ConicMonoid: when values are always increasing.

[sritchie]

Copied from @johnynek's issue https://github.com/twitter/algebird/issues/218:

// Gives the contract that a1 + a2 >= a1 and a1 + a2 >= a2
trait ConicMonoid[A] extends Semigroup[A] {
  def ordering: Ordering[A]
}

trait ConicMonoid[A] extends Monoid[A] {
  def ordering: Ordering[A]
}

Name from https://twitter.com/DRMacIver/status/388935423709704192

[tixxit]

So, @denisrosset is currently looking into adding an linearly ordered group, either to algebra or spire. May be worth touching base with him. This actually is sort of ground work for possibly having an OrderedRing, followed by a correct truncated division.

[TomasMikula]

See also this mathoverflow question Standard name for a Monoid/Semigroup with a+b≤a,b? (without an answer).

Also note that this is a different property than the (linearly-)ordered semigroup/monoid/group linked above by @tixxit, so we shouldn't squash them into one typeclass.

[denisrosset]

The main problem with OrderedRing is that you need to define OrderedEuclideanRing, OrderedField and so on as well.

Otherwise, when a method requires an OrderedRing and a Field implicit, the Ring implicit become ambiguous.

But @tixxit is right, I'm trying to find a solution that works with the Scala type system without too much fuss.

[TomasMikula]

This problem with ambiguous implicits comes up often and is a pain. I don't think having a typeclass for each possible combination of properties is feasible, though, because

1. it explodes combinatorially; and
2. it is not modular: from a user's perspective, it is limiting to assume that whenever there is OrderedRing and Field, they come as OrderedField. The OrderedRing and Field could in principle come from two different libraries.

Perhaps subtyping-free encoding of type classes, as explored by @aloiscochard in scato, can bring some hope. Then, neither OrderedRing nor Field are themselves a Ring, but there are implicit conversions to Ring from both of them. If those implicit conversions are properly prioritized, it will avoid ambiguity.

@adelbertc is also exploring this in this blog post.

[denisrosset]

What I'm coming up is "type towers", where each tower contains a list of properties, and all combinations are available. But the towers do not mix.

Thus there would be a Ring/Field tower, with the additional commutative property; and another Order tower, containing as well Signed and the new TruncatedDivision type. I'm building a prototype of this in Spire; the complication is that we want specialization, so we run into compiler bugs.

[denisrosset]

@TomasMikula Anybody benchmarked the scato approach? How does the JVM JIT deal with the many indirection levels (up to four levels of nested vals)?

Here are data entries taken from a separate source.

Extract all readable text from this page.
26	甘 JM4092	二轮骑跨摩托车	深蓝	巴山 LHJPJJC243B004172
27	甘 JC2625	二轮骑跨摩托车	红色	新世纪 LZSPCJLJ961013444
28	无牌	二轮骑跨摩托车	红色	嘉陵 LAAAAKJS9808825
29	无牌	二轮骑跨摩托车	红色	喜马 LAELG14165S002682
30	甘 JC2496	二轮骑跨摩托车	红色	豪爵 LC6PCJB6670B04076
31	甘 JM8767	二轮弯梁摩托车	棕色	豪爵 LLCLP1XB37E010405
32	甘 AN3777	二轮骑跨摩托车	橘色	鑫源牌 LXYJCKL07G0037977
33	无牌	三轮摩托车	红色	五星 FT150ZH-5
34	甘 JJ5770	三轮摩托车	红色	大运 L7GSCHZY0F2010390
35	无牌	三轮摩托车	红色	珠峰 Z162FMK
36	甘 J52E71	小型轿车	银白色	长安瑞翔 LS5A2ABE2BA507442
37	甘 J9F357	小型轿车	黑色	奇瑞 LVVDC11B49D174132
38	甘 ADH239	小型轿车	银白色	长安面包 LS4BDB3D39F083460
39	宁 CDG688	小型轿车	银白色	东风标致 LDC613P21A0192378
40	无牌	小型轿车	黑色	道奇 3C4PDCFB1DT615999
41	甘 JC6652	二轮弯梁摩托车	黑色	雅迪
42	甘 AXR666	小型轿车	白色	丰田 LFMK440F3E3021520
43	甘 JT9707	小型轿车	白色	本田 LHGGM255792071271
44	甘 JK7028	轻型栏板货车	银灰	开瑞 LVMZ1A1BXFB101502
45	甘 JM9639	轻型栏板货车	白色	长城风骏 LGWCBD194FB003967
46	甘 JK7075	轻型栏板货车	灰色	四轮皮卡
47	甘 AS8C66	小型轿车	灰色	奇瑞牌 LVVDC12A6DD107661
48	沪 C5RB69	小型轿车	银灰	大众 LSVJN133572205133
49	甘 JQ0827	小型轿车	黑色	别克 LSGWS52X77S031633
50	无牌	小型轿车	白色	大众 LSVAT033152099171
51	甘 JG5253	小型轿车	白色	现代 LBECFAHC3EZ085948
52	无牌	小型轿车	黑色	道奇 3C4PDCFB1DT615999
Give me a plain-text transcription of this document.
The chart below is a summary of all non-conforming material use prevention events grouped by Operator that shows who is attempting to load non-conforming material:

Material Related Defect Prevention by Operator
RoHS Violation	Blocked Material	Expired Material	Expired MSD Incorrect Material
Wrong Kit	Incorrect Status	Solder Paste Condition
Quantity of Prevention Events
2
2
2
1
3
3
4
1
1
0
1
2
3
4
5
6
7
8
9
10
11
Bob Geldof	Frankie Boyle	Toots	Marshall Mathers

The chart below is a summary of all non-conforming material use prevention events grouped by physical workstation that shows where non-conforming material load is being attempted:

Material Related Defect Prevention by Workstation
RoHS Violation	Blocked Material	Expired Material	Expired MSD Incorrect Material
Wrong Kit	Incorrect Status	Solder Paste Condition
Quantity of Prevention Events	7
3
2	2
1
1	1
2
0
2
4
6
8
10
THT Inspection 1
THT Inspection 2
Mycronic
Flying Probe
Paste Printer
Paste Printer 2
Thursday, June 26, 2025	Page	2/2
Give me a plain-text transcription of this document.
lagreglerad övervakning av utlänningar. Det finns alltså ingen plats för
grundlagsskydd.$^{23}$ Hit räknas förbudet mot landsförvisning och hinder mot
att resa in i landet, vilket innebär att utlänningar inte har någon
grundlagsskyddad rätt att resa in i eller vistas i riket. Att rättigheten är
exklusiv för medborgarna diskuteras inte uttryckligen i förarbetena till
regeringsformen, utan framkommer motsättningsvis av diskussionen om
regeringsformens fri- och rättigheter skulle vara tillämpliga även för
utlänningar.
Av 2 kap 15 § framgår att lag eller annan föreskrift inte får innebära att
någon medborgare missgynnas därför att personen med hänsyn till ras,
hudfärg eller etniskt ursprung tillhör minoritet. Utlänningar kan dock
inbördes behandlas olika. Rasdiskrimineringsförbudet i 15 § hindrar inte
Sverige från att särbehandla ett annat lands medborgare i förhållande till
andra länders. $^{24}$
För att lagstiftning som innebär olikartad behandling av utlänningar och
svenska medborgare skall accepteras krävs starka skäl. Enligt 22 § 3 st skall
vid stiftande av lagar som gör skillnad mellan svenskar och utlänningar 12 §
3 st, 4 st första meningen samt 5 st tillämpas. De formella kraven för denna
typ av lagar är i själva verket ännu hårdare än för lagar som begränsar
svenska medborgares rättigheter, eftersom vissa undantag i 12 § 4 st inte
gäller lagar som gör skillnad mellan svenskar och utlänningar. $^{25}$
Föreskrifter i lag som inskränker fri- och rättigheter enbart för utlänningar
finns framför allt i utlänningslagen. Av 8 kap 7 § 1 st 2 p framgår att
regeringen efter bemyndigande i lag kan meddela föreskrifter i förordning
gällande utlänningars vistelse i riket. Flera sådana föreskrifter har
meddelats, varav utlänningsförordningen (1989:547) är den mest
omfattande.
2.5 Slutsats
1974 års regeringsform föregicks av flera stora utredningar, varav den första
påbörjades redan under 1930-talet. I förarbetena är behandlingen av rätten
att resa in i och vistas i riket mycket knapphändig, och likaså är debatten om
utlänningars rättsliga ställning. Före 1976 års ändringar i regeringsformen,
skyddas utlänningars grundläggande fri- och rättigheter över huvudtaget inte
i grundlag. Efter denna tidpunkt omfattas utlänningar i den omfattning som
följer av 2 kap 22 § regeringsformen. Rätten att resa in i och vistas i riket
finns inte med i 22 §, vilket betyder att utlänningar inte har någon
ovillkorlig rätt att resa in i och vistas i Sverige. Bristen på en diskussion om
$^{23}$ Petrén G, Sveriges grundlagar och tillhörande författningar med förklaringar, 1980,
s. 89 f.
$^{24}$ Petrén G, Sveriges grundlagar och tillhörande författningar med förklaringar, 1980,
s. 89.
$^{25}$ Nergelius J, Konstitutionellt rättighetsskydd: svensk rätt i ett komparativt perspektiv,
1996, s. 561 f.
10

This seems a bit crazy in a performance-oriented library like Spire. The SAGE library for Python dealt with that problem by implementing some crazy type system on top of Python's to merge instances as needed --- but in a formal way, by basing their types on their category theory definitions. One day, I'd like to explore how this approach could be reproduced in Scala. In the meantime, I think we have to find a middle way.

[TomasMikula]

I'm not aware that anyone benchmarked that, at least with as many as 4 indirections.

I can't even imagine how people would deal with this in Python. They must have basically implemented a separate programming language. Anyway, I would like to understand more about it. Is that solution extensible by users, or does it work only for the "privileged" SAGE code?

[denisrosset]

Have a look: http://doc.sagemath.org/html/en/reference/categories/sage/categories/category.html Indeed, it's a new layer on top of Python. They end up bumping into the limitations of a dynamical language, i.e. by prescribing method signatures using a special encoding. I thought a bit about writing a Scala equivalent, but I fear the type system is not strong enough. Edit: it's extensible by user code, but probably not for an arbitrary existing library -- i.e. unlike the typeclass approach used in Algebra/Spire.

[aloiscochard]

@denisrosset yes I did, here is the benchmarks, you can simply run them: https://github.com/aloiscochard/scato/blob/master/benchmarks/src/main/scala/Instantiations.scala

IMO it is negligible, I would love to hear @non feedback on it, especially in the context of library like algebra.

[denisrosset]

@aloiscochard thanks for the info!